I love reading, and I especially like my e-readers. They allow you to carry and travel with hundreds of books. Calibre is an open source e-book management application, and probably one of the most popular. It's capable of running a server to allow remote users to browse and download books. Knowing this and being a pentester by trade, I became quite curious if there was any notable presence of Calibre on the internet. In it's default configuration, Calibre does not require any authentication to access the web interface. Using Shodan.io, we can search for the keyword Calibre in the server HTTP header.
They did indeed find calibre content servers running on the open web; according to the results page on Shodan, there are around 1,863 instances running right now. (I say "around" because some results are false positives.)
We can see all sorts of interesting details from the Shodan results. For examples, the IP addresses for these content servers are concentrated in the biggest ebook markets (US, UK, Germany, France), and the most commonly used OSes were Windows 7, Windows 8, and a really old version of Windows 7.
Or so the results suggest; most of the data is behind a paywall.
One thing I did notice is that a number of the calibre content servers that I could access were completely open.
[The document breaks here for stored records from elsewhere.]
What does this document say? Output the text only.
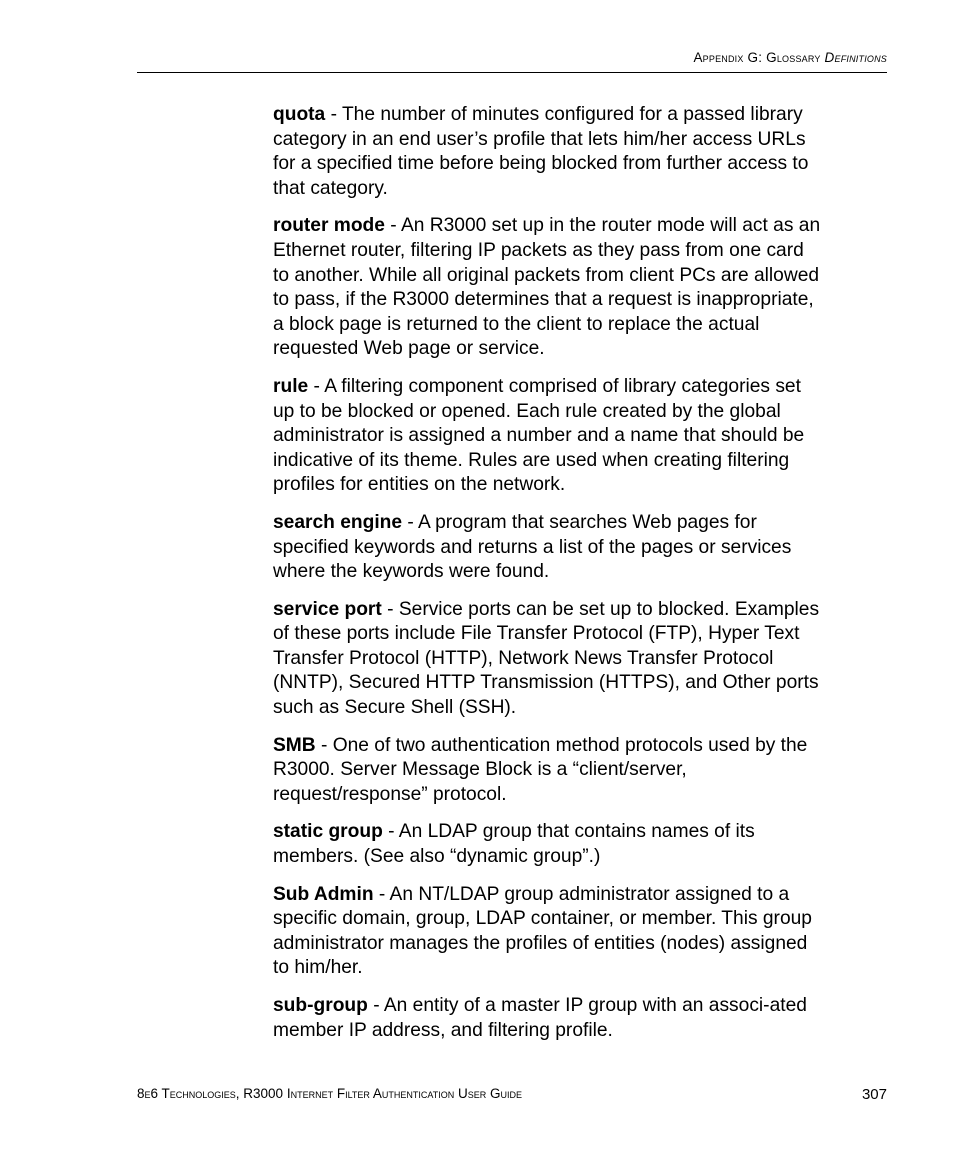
Appendix G: Glossary Definitions

quota - The number of minutes configured for a passed library category in an end user’s profile that lets him/her access URLs for a specified time before being blocked from further access to that category.

router mode - An R3000 set up in the router mode will act as an Ethernet router, filtering IP packets as they pass from one card to another. While all original packets from client PCs are allowed to pass, if the R3000 determines that a request is inappropriate, a block page is returned to the client to replace the actual requested Web page or service.

rule - A filtering component comprised of library categories set up to be blocked or opened. Each rule created by the global administrator is assigned a number and a name that should be indicative of its theme. Rules are used when creating filtering profiles for entities on the network.

search engine - A program that searches Web pages for specified keywords and returns a list of the pages or services where the keywords were found.

service port - Service ports can be set up to blocked. Examples of these ports include File Transfer Protocol (FTP), Hyper Text Transfer Protocol (HTTP), Network News Transfer Protocol (NNTP), Secured HTTP Transmission (HTTPS), and Other ports such as Secure Shell (SSH).

SMB - One of two authentication method protocols used by the R3000. Server Message Block is a “client/server, request/response” protocol.

static group - An LDAP group that contains names of its members. (See also “dynamic group”.)

Sub Admin - An NT/LDAP group administrator assigned to a specific domain, group, LDAP container, or member. This group administrator manages the profiles of entities (nodes) assigned to him/her.

sub-group - An entity of a master IP group with an associ-ated member IP address, and filtering profile.

8e6 Technologies, R3000 Internet Filter Authentication User Guide	307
They didn't require a password or any other type of authentication. (Other content servers did require you to know the password.) A number of the unprotected content servers had copies of copyrighted ebooks, making them de facto pirate servers (essentially mini Internet Archives).
To be clear, these open content servers are not easy to find - you have to know a little about the web and know about Shodan or you may never find them. But once you learn those two nuggets of info you will have access to a large and illicit library of ebooks.
My source noted that they could identify over 10,000 titles from the server manifests alone:
Of the original 1,800 or so servers from Shodan, we were able to download the manifest file from 225 Calibre servers. Note this doesn't include unauthenticated servers which don't offer the manifest file. I didn't write a crawler to parse individual titles and requesting potentially 100s of pages from a single host.
From the 225 Calibre servers, I was able to identify about 10,000 unique titles. Some interesting observations:
- Ironically, there's a number of "cybersecurity" titles.
- I tried searching through the titles for sensitive documents such as "receipt" or "invoice" or "tax". Nothing.
- Unsurprisingly given world demographics, a large number of titles are not English. This might have hamstringed my manual analysis.
If you are running a calibre content server, you might want to check the security just in case.